Our guide to small business phone etiquette tells you exactly what to say when you answer the phone.
The Evolution of the Telephone in Business
The telephone has become an invaluable sales tool, ever since its invention. The first contact between customer and business remains most commonly — the telephone. First impressions count, so whether the first voice your prospective customer hears is a receptionist’s or an IVR (Interactive Voice Recording) professional tone and courtesy are paramount. Despite the technological advances in telephony — from the old party line and operator through to PBX switchboards, cell phones and Cloud-based services, the constant factor is, as always, customer service.
The telephone has become an invaluable sales tool since its invention by Alexander Graham Bell. Sales over the telephone are made or interest in a product or service is generated every hour of the day and night around the world. Ask anyone who owns and operates a business if they could survive without a telephone, and the majority, if not all, would say that doing business without the use of a telephone would be impossible.
In this electronic world, the first contact between a business and a customer is usually made on the telephone. That first voice a customer hears when calling a business is an important one. Tone and courtesy are as important for the receptionist as a knowledge of the product or the service the business offers.
In this day of condo offices and other shared business spaces, that first contact — whether with an Interactive voice response (IVR) or contacting a receptionist — is vitally important. We have all spoken with a receptionist from another country who seems to have a limited grasp of English. Interactive voice response systems that use a voice menu function extremely well and can help the caller get to the required department without delay. The idea of even a small business using a virtual receptionist for small business is taking hold.

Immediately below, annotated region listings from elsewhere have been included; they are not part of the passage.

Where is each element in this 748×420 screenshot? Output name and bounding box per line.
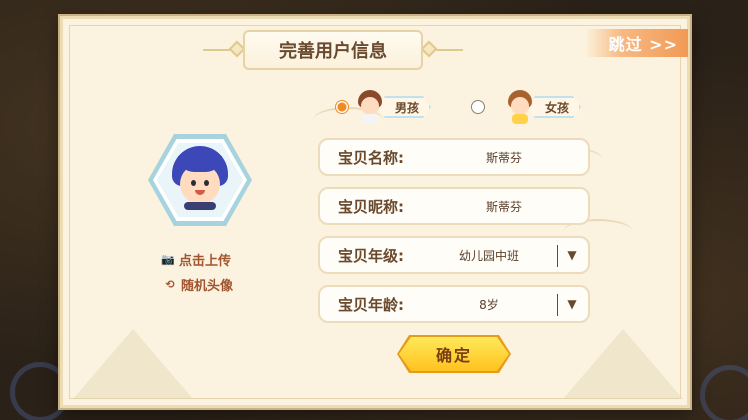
- camera-icon: 📷: [161, 253, 175, 266]
- age-select-label: 宝贝年龄:: [338, 295, 404, 314]
- dialog-title: 完善用户信息: [243, 30, 423, 70]
- skip-button-label: 跳过 >>: [608, 35, 678, 54]
- dropdown-arrow-icon[interactable]: ▼: [564, 246, 580, 264]
- random-avatar-button[interactable]: ⟲ 随机头像: [163, 275, 233, 294]
- boy-icon: [355, 90, 385, 124]
- name-field-label: 宝贝名称:: [338, 148, 404, 167]
- refresh-icon: ⟲: [165, 278, 175, 291]
- upload-avatar-label: 点击上传: [179, 254, 232, 269]
- age-select-value[interactable]: 8岁: [420, 296, 588, 313]
- dropdown-arrow-icon[interactable]: ▼: [564, 295, 580, 313]
- gender-option-girl[interactable]: 女孩: [471, 90, 581, 124]
- random-avatar-label: 随机头像: [181, 279, 234, 294]
- age-select-divider: [556, 294, 558, 316]
- dialog-title-bar: 完善用户信息: [203, 30, 463, 70]
- girl-label: 女孩: [527, 96, 581, 118]
- avatar-frame[interactable]: [148, 134, 252, 226]
- mountain-decoration: [73, 329, 193, 399]
- age-select[interactable]: 宝贝年龄: 8岁 ▼: [318, 285, 590, 323]
- nickname-field[interactable]: 宝贝昵称: 斯蒂芬: [318, 187, 590, 225]
- upload-avatar-button[interactable]: 📷 点击上传: [161, 250, 231, 269]
- grade-select-divider: [556, 245, 558, 267]
- boy-label: 男孩: [377, 96, 431, 118]
- nickname-field-value[interactable]: 斯蒂芬: [420, 198, 588, 215]
- boy-radio[interactable]: [335, 100, 349, 114]
- confirm-button[interactable]: 确定: [399, 337, 509, 371]
- mountain-decoration: [563, 329, 683, 399]
- gender-option-boy[interactable]: 男孩: [335, 90, 431, 124]
- skip-button[interactable]: 跳过 >>: [586, 29, 688, 57]
- name-field[interactable]: 宝贝名称: 斯蒂芬: [318, 138, 590, 176]
- girl-radio[interactable]: [471, 100, 485, 114]
- girl-icon: [505, 90, 535, 124]
- name-field-value[interactable]: 斯蒂芬: [420, 149, 588, 166]
- grade-select-label: 宝贝年级:: [338, 246, 404, 265]
- grade-select-value[interactable]: 幼儿园中班: [420, 247, 588, 264]
- confirm-button-label: 确定: [435, 346, 472, 365]
- nickname-field-label: 宝贝昵称:: [338, 197, 404, 216]
- grade-select[interactable]: 宝贝年级: 幼儿园中班 ▼: [318, 236, 590, 274]
- title-diamond-right: [420, 40, 438, 58]
- avatar-image: [172, 146, 228, 210]
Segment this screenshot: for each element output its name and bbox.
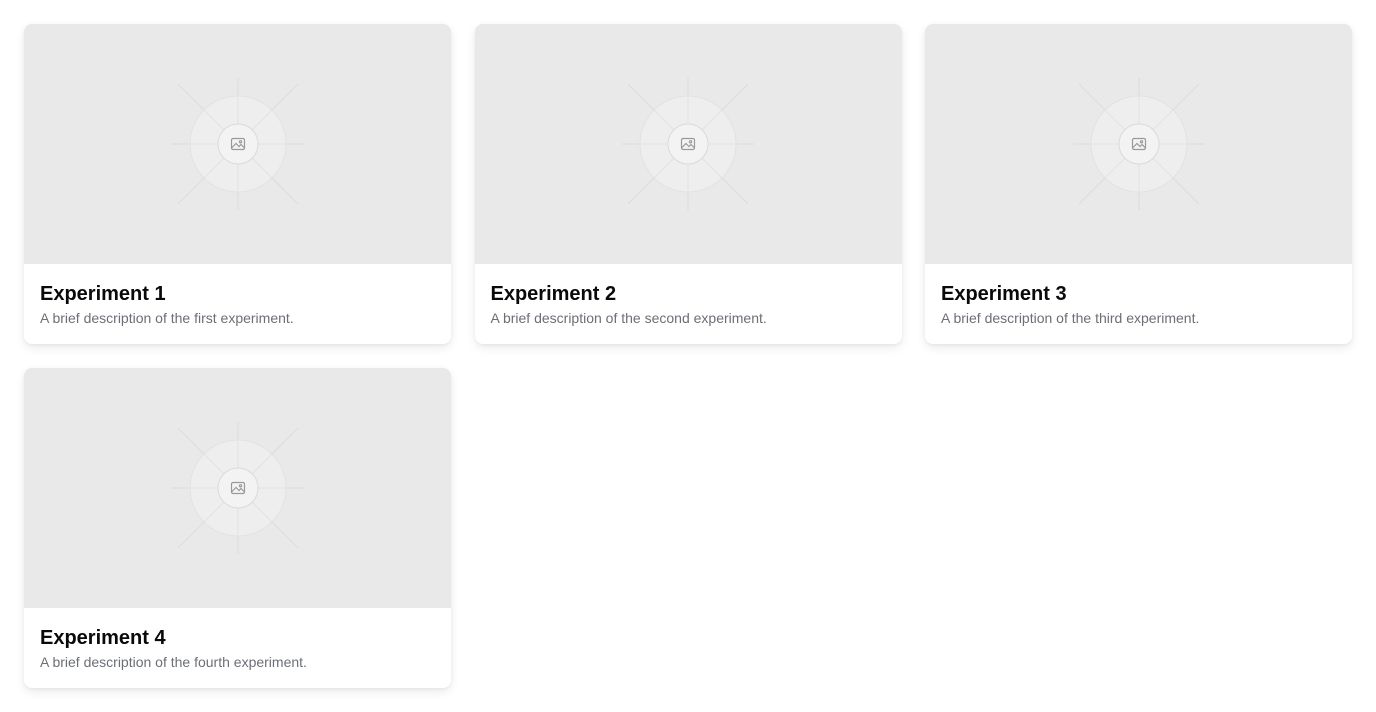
experiment-title: Experiment 3 [941, 283, 1067, 305]
experiment-thumbnail [925, 24, 1352, 264]
experiment-title: Experiment 2 [490, 283, 617, 305]
experiment-title: Experiment 1 [40, 283, 166, 305]
experiment-description: A brief description of the first experim… [40, 310, 294, 326]
card-body: Experiment 1 A brief description of the … [24, 264, 451, 327]
experiment-thumbnail [24, 368, 451, 608]
card-body: Experiment 4 A brief description of the … [24, 608, 451, 671]
image-placeholder-icon [171, 78, 304, 210]
image-placeholder-icon [171, 422, 304, 554]
image-placeholder-icon [1072, 78, 1205, 210]
image-placeholder-icon [622, 78, 754, 210]
experiment-thumbnail [474, 24, 902, 264]
experiments-grid: Experiment 1 A brief description of the … [24, 24, 1352, 688]
experiment-thumbnail [24, 24, 451, 264]
experiment-card[interactable]: Experiment 3 A brief description of the … [925, 24, 1352, 344]
card-body: Experiment 2 A brief description of the … [475, 264, 902, 327]
experiment-description: A brief description of the second experi… [490, 310, 767, 326]
experiment-card[interactable]: Experiment 4 A brief description of the … [24, 368, 451, 688]
experiment-card[interactable]: Experiment 2 A brief description of the … [474, 24, 902, 344]
experiment-title: Experiment 4 [40, 627, 166, 649]
card-body: Experiment 3 A brief description of the … [925, 264, 1352, 327]
experiment-description: A brief description of the third experim… [941, 310, 1200, 326]
experiment-description: A brief description of the fourth experi… [40, 654, 307, 670]
experiment-card[interactable]: Experiment 1 A brief description of the … [24, 24, 451, 344]
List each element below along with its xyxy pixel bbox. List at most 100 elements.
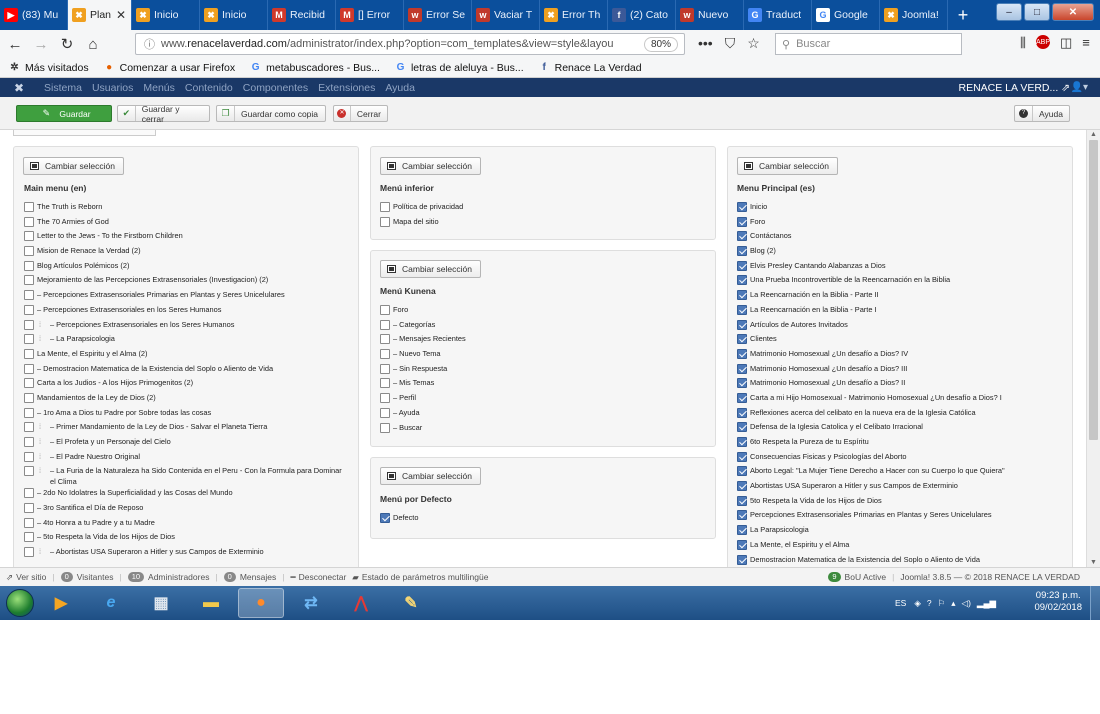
browser-tab[interactable]: ✖ Joomla! <box>880 0 948 30</box>
menu-item-row[interactable]: The 70 Armies of God <box>24 216 349 231</box>
menu-item-checkbox[interactable] <box>24 348 34 359</box>
menu-item-checkbox[interactable] <box>737 231 747 242</box>
admin-menu-item[interactable]: Componentes <box>243 82 308 94</box>
menu-item-checkbox[interactable] <box>24 451 34 462</box>
menu-item-row[interactable]: Defecto <box>380 512 700 527</box>
menu-item-checkbox[interactable] <box>737 392 747 403</box>
menu-item-row[interactable]: ⁞ – El Padre Nuestro Original <box>24 451 349 466</box>
help-tray-icon[interactable]: ? <box>927 598 932 608</box>
menu-item-row[interactable]: The Truth is Reborn <box>24 201 349 216</box>
change-selection-button[interactable]: Cambiar selección <box>380 157 481 175</box>
menu-item-row[interactable]: 5to Respeta la Vida de los Hijos de Dios <box>737 495 1067 510</box>
menu-item-checkbox[interactable] <box>24 407 34 418</box>
browser-tab[interactable]: ✖ Plan ✕ <box>68 0 132 30</box>
menu-item-checkbox[interactable] <box>737 290 747 301</box>
menu-item-checkbox[interactable] <box>380 363 390 374</box>
menu-item-checkbox[interactable] <box>24 503 34 514</box>
menu-item-row[interactable]: ⁞ – Abortistas USA Superaron a Hitler y s… <box>24 546 349 561</box>
menu-item-checkbox[interactable] <box>380 378 390 389</box>
save-close-button[interactable]: ✔ Guardar y cerrar <box>117 104 210 124</box>
menu-item-row[interactable]: – Nuevo Tema <box>380 348 700 363</box>
menu-item-row[interactable]: ⁞ – La Furia de la Naturaleza ha Sido Con… <box>24 465 349 487</box>
menu-item-row[interactable]: Reflexiones acerca del celibato en la nu… <box>737 407 1067 422</box>
multilang-status-link[interactable]: ▰ Estado de parámetros multilingüe <box>352 572 488 583</box>
admin-menu-item[interactable]: Extensiones <box>318 82 375 94</box>
forward-icon[interactable]: → <box>30 36 52 53</box>
menu-item-checkbox[interactable] <box>24 334 34 345</box>
admin-menu-item[interactable]: Contenido <box>185 82 233 94</box>
menu-item-row[interactable]: Elvis Presley Cantando Alabanzas a Dios <box>737 260 1067 275</box>
browser-tab[interactable]: w Error Se <box>404 0 472 30</box>
change-selection-button[interactable]: Cambiar selección <box>380 260 481 278</box>
browser-tab[interactable]: M Recibid <box>268 0 336 30</box>
bookmark-item[interactable]: Gmetabuscadores - Bus... <box>249 61 380 74</box>
menu-item-checkbox[interactable] <box>24 246 34 257</box>
start-button[interactable] <box>6 589 34 617</box>
save-copy-button[interactable]: ❐ Guardar como copia <box>216 105 326 122</box>
pocket-icon[interactable]: ⛉ <box>725 35 736 52</box>
scroll-up-icon[interactable]: ▲ <box>1090 131 1097 138</box>
show-hidden-icons[interactable]: ▴ <box>951 598 955 609</box>
menu-item-row[interactable]: Mapa del sitio <box>380 216 700 231</box>
browser-tab[interactable]: w Nuevo <box>676 0 744 30</box>
menu-item-checkbox[interactable] <box>24 422 34 433</box>
visitors-indicator[interactable]: 0 Visitantes <box>60 572 113 582</box>
menu-item-checkbox[interactable] <box>737 451 747 462</box>
menu-item-checkbox[interactable] <box>380 202 390 212</box>
menu-item-row[interactable]: Mandamientos de la Ley de Dios (2) <box>24 392 349 407</box>
menu-item-row[interactable]: 6to Respeta la Pureza de tu Espíritu <box>737 436 1067 451</box>
menu-item-row[interactable]: – 1ro Ama a Dios tu Padre por Sobre toda… <box>24 407 349 422</box>
menu-item-row[interactable]: Contáctanos <box>737 230 1067 245</box>
user-icon[interactable]: 👤▾ <box>1071 82 1088 93</box>
menu-item-checkbox[interactable] <box>24 319 34 330</box>
pdf-app-icon[interactable]: ⋀ <box>338 588 384 618</box>
minimize-button[interactable]: – <box>996 3 1022 21</box>
menu-item-checkbox[interactable] <box>380 319 390 330</box>
menu-item-row[interactable]: Una Prueba Incontrovertible de la Reenca… <box>737 274 1067 289</box>
scroll-down-icon[interactable]: ▼ <box>1090 559 1097 566</box>
help-button[interactable]: ? Ayuda <box>1014 105 1070 122</box>
messages-indicator[interactable]: 0 Mensajes <box>223 572 276 582</box>
menu-item-checkbox[interactable] <box>24 363 34 374</box>
menu-item-row[interactable]: La Reencarnación en la Biblia - Parte II <box>737 289 1067 304</box>
close-tab-icon[interactable]: ✕ <box>116 8 126 22</box>
menu-item-checkbox[interactable] <box>737 334 747 345</box>
menu-item-checkbox[interactable] <box>737 407 747 418</box>
info-icon[interactable]: ⓘ <box>144 36 155 52</box>
menu-item-checkbox[interactable] <box>737 319 747 330</box>
clock[interactable]: 09:23 p.m. 09/02/2018 <box>1034 590 1082 614</box>
menu-item-checkbox[interactable] <box>380 513 390 523</box>
menu-item-row[interactable]: La Parapsicologia <box>737 524 1067 539</box>
browser-tab[interactable]: G Google <box>812 0 880 30</box>
calculator-icon[interactable]: ▦ <box>138 588 184 618</box>
close-button[interactable]: ✕ Cerrar <box>333 105 388 122</box>
menu-item-checkbox[interactable] <box>737 495 747 506</box>
menu-item-row[interactable]: Percepciones Extrasensoriales Primarias … <box>737 509 1067 524</box>
menu-item-row[interactable]: – 4to Honra a tu Padre y a tu Madre <box>24 517 349 532</box>
menu-item-checkbox[interactable] <box>24 517 34 528</box>
language-indicator[interactable]: ES <box>895 598 906 608</box>
menu-item-row[interactable]: Mision de Renace la Verdad (2) <box>24 245 349 260</box>
menu-item-row[interactable]: Blog Artículos Polémicos (2) <box>24 260 349 275</box>
menu-item-checkbox[interactable] <box>737 466 747 477</box>
bookmark-item[interactable]: ● Comenzar a usar Firefox <box>103 61 235 74</box>
menu-item-checkbox[interactable] <box>380 422 390 433</box>
menu-item-row[interactable]: Carta a los Judios - A los Hijos Primoge… <box>24 377 349 392</box>
menu-item-row[interactable]: Foro <box>737 216 1067 231</box>
menu-item-checkbox[interactable] <box>380 305 390 315</box>
bookmark-star-icon[interactable]: ☆ <box>747 35 760 52</box>
browser-tab[interactable]: G Traduct <box>744 0 812 30</box>
menu-item-row[interactable]: – Percepciones Extrasensoriales Primaria… <box>24 289 349 304</box>
menu-item-row[interactable]: Blog (2) <box>737 245 1067 260</box>
signal-icon[interactable]: ▂▄▆ <box>977 598 996 609</box>
menu-item-checkbox[interactable] <box>737 304 747 315</box>
menu-item-checkbox[interactable] <box>24 466 34 477</box>
menu-item-checkbox[interactable] <box>380 393 390 404</box>
joomla-logo-icon[interactable]: ✖ <box>14 81 34 95</box>
browser-tab[interactable]: ✖ Inicio <box>200 0 268 30</box>
paint-icon[interactable]: ✎ <box>388 588 434 618</box>
menu-item-row[interactable]: – Categorías <box>380 319 700 334</box>
browser-tab[interactable]: M [] Error <box>336 0 404 30</box>
menu-item-row[interactable]: – Mensajes Recientes <box>380 333 700 348</box>
menu-item-row[interactable]: Letter to the Jews - To the Firstborn Ch… <box>24 230 349 245</box>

As businesses grow in size and complexity this virtual receptionist for small business needs becomes apparent. The potential customer or the satisfied customer does not want to waste time on the telephone in contacting a business for the first or fiftieth time and any system, whether a simple voice menu or an interactive voice response, is a great asset for any business.
The interactive voice response is shortened to IVR, and it has made customer to business contact much easier. The IVR is replacing having to deal with a discourteous receptionist or one who hardly understands English. We all want a fast track answer to our questions for any business and the business owner wants to maintain a helpful positive image. Business owners know that making a sale can be hard, but losing a sale is very, very easy. The first contact between customers and a business must be a combination of friendly and courteous discourse and helpful answers to the client’s business questions.
The business owner was, at one time, the perfect receptionist! When a customer calls or walks in the door, the owner knows that this is his/her golden opportunity to make, not only a sale, but to create a customer who will come back again and again and will help the business by telling friends and family about the benefits of this business. Once the initial stage of business success has been achieved the business owner must relegate tasks to competent employees. The owner must keep his or her employees happy and keep their morale high in order to continue the success of the business. These owner/employee relations are one of the most difficult aspects of any business. Having an interactive voice response system in place solves a very large problem with that initial contact phase of any business. Once again a machine, the telephone and a service, the virtual receptionist for small business systems have combined to make customers and business owners happy. Thanks IVR.